NEWS / Senior UN human rights official visits Cote dIvoire amid reports of atrocities


4 April 2011 – A senior United Nations human rights official is in Côte d’Ivoire to assess the deteriorating situation in the strife-torn West African country where forces backing the former leader and those supporting the democratically-elected president are engaged in bloody fighting with civilians bearing the brunt of the violence.

Ivan Simonovic, Assistant Secretary-General for Human Rights, who arrived in Abidjan yesterday, has expressed deep concern over the worsening human rights situation, as reports of massacres and other forms of brutality against civilians come in from the country’s west.

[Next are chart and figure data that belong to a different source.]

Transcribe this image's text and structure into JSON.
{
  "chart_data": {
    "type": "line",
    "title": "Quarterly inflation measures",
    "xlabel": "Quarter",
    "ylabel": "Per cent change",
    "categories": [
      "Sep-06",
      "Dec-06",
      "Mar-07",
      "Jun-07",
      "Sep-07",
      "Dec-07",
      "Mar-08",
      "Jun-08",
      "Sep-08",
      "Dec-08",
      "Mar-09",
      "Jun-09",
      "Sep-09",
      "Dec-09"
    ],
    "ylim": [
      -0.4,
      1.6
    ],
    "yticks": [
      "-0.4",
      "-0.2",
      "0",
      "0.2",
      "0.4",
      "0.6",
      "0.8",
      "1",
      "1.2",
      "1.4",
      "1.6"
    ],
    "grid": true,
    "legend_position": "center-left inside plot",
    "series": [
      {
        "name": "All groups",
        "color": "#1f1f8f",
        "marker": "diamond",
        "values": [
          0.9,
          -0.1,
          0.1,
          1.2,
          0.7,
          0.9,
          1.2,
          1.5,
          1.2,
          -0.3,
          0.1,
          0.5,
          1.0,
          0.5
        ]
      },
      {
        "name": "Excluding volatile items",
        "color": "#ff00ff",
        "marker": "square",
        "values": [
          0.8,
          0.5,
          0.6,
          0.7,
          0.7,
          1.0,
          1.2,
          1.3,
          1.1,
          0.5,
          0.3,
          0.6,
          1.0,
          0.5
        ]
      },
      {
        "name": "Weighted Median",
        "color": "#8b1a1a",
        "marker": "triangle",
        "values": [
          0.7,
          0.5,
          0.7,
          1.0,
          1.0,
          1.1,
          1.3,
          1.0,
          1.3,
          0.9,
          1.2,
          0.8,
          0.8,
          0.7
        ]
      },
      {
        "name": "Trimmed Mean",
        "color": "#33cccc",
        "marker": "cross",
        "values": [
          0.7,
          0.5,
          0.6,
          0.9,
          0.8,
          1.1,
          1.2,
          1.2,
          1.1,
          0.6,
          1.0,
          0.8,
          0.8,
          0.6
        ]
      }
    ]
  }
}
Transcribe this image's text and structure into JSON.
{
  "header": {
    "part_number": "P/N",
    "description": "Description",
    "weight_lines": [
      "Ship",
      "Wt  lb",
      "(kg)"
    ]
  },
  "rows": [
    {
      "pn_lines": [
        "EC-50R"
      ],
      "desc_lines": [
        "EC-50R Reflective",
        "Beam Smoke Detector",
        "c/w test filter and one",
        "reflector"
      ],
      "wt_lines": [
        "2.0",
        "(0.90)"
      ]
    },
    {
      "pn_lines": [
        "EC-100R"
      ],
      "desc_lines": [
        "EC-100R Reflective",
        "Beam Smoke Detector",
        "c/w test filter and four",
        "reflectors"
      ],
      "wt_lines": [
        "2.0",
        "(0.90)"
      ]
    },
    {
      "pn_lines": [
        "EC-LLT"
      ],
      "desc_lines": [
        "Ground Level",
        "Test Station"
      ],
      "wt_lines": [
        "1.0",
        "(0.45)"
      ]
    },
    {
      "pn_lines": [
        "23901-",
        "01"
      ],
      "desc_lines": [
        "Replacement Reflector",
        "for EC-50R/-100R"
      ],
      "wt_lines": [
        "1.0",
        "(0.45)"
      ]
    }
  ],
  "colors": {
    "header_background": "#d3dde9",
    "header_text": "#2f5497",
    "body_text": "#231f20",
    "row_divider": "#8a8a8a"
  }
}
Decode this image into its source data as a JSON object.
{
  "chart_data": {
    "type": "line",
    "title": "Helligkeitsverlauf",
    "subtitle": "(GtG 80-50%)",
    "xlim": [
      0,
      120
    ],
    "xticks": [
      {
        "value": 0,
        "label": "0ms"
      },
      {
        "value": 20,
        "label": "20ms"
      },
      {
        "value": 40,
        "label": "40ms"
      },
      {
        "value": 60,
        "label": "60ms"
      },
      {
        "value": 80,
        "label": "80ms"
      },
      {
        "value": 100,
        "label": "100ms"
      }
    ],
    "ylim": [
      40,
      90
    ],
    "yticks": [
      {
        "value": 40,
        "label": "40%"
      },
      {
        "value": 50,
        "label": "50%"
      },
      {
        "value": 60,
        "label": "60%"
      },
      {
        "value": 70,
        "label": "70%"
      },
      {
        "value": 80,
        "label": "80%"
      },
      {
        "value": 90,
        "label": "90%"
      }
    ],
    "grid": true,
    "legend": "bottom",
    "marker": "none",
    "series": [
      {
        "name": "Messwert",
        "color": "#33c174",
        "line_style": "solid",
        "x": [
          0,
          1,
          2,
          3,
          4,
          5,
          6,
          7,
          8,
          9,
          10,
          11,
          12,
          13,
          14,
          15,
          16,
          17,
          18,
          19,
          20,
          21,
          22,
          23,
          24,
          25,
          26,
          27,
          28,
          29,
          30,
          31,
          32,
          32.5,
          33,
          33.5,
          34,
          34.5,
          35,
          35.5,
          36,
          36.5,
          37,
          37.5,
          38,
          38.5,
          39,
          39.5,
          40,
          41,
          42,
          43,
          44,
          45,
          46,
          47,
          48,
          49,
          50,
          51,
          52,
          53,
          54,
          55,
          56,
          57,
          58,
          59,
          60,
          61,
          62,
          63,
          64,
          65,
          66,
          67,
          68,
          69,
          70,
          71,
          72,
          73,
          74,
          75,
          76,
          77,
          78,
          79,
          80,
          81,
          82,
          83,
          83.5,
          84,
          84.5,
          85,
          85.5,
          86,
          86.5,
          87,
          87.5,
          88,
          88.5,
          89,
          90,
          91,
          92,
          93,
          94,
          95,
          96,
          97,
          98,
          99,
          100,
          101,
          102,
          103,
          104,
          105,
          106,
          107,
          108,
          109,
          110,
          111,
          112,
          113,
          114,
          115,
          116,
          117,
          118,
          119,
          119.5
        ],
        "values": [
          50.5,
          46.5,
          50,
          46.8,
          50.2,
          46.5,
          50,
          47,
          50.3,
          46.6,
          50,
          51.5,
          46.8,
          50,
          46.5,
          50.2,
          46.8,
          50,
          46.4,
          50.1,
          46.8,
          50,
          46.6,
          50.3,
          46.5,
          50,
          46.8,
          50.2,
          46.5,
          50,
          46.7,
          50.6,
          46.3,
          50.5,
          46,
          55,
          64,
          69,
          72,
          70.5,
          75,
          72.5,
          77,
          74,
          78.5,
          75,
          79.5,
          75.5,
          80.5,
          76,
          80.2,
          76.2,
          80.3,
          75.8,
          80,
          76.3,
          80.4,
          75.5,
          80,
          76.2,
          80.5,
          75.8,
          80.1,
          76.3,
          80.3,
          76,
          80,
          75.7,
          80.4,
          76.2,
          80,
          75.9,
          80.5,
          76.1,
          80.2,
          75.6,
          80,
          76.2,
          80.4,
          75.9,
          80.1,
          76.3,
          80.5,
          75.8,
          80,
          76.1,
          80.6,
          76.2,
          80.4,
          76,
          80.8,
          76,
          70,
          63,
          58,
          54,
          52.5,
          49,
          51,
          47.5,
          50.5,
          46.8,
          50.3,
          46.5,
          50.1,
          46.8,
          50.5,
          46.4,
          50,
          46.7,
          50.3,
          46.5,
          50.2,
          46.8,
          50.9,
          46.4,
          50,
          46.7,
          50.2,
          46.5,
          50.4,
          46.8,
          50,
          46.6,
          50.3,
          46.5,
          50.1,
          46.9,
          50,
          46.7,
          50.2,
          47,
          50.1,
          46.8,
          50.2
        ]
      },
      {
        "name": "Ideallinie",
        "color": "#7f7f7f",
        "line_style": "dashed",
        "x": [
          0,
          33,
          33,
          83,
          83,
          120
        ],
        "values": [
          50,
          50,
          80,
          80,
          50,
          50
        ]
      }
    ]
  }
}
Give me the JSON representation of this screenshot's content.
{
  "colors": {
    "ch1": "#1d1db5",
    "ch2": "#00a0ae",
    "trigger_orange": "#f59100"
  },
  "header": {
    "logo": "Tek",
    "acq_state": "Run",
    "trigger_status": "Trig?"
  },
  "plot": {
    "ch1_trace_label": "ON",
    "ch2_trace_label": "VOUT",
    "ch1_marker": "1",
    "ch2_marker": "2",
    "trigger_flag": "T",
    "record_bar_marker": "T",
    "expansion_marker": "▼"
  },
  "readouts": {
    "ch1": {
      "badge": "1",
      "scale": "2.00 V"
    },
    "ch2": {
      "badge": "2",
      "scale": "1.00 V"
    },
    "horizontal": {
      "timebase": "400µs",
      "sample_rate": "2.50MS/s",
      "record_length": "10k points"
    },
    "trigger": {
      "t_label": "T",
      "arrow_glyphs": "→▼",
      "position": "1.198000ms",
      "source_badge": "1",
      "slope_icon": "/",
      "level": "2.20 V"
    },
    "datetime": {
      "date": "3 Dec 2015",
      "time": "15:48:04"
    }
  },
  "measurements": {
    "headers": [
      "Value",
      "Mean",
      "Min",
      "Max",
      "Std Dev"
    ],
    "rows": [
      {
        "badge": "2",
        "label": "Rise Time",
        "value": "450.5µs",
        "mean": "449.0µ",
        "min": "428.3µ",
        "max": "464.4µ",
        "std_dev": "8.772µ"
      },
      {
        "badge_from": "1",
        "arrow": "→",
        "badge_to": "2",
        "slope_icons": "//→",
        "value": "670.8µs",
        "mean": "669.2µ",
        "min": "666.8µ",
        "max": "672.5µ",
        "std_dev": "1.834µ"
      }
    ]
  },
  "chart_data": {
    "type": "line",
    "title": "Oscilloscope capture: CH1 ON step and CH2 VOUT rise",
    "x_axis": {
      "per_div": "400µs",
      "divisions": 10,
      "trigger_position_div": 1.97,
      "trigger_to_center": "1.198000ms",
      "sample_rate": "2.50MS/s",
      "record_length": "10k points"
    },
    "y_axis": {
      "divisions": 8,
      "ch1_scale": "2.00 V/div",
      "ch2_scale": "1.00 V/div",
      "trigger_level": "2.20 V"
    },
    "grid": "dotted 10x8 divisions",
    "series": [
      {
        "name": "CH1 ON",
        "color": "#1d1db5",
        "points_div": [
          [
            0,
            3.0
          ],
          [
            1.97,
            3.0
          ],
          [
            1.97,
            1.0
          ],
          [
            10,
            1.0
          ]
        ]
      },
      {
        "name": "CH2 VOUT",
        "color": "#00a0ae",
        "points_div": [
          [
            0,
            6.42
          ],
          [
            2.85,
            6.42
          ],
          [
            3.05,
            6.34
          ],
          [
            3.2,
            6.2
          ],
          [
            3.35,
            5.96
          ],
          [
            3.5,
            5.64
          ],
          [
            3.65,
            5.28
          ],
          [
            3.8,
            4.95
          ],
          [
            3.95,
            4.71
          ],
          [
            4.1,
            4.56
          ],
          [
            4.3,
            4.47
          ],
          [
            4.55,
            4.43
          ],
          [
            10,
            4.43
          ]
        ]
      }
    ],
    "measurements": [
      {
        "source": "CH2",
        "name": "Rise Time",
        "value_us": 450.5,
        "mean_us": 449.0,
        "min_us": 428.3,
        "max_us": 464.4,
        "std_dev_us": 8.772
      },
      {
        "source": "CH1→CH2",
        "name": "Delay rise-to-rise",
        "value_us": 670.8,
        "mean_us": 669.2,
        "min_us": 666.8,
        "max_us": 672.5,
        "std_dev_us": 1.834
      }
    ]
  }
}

Forces supporting Alassane Ouattara, the President of Côte d’Ivoire, are on the offensive to oust Laurent Gbagbo, the former president who refuses to step down despite his defeat by Mr. Ouattara in a UN-certified and internationally recognized run-off election last November.

In a phone conversation with Secretary-General Ban Ki-moon at the weekend, Mr. Ouattara denied that his forces had committed atrocities against civilians, saying he had launched an investigation and that he would welcome an international inquiry into the reported crimes.

Mr. Simonovic will have meetings with the Ivorian authorities, political leaders and civil society. He will also have meetings with the representatives of the international community, the UN system and the diplomatic corps. He also plans to go on field visits.

He will also take the opportunity to remind all parties to the Ivorian conflict of their individual and collective responsibility to ensure that international human rights law and humanitarian law are respected. He will urge them to immediately take necessary measures to protect civilians, especially women and children, and put an end to all human rights abuses.

On Friday, the UN independent human rights experts warned on the serious human rights violations in Côte d’Ivoire, saying abuses included enforced disappearances, extrajudicial killings, killing and maiming of children, and sexual violence.

They said that what is happening in the country may be tantamount to international crimes, of which the International Criminal Court (ICC) may take action.

Those speaking out against the reported serious human rights violence in Côte d’Ivoire are: Christof Heyns, the Special Rapporteur on arbitrary executions; Juan Méndez, the Special Rapporteur on torture; Rashida Manjoo, the Special Rapporteur on violence against women; Chaloka Beyani, the Special Rapporteur on the human rights of internally displaced persons (IDPs); José Luis Gómez del Prado, the Chair-Rapporteur of the Working Group on the use of mercenaries; Jeremy Sarkin, the Chair-Rapporteur of the Working Group on Enforced or Involuntary Disappearances; Githu Muigai, the Special Rapporteur on racism; Margaret Sekaggya, the Special Rapporteur on the situation of human rights defenders; and Frank La Rue, the Special Rapporteur on freedom of expression.

UN Special Rapporteurs carry out their work in an independent and unpaid capacity and report to the Geneva-based Human Rights Council.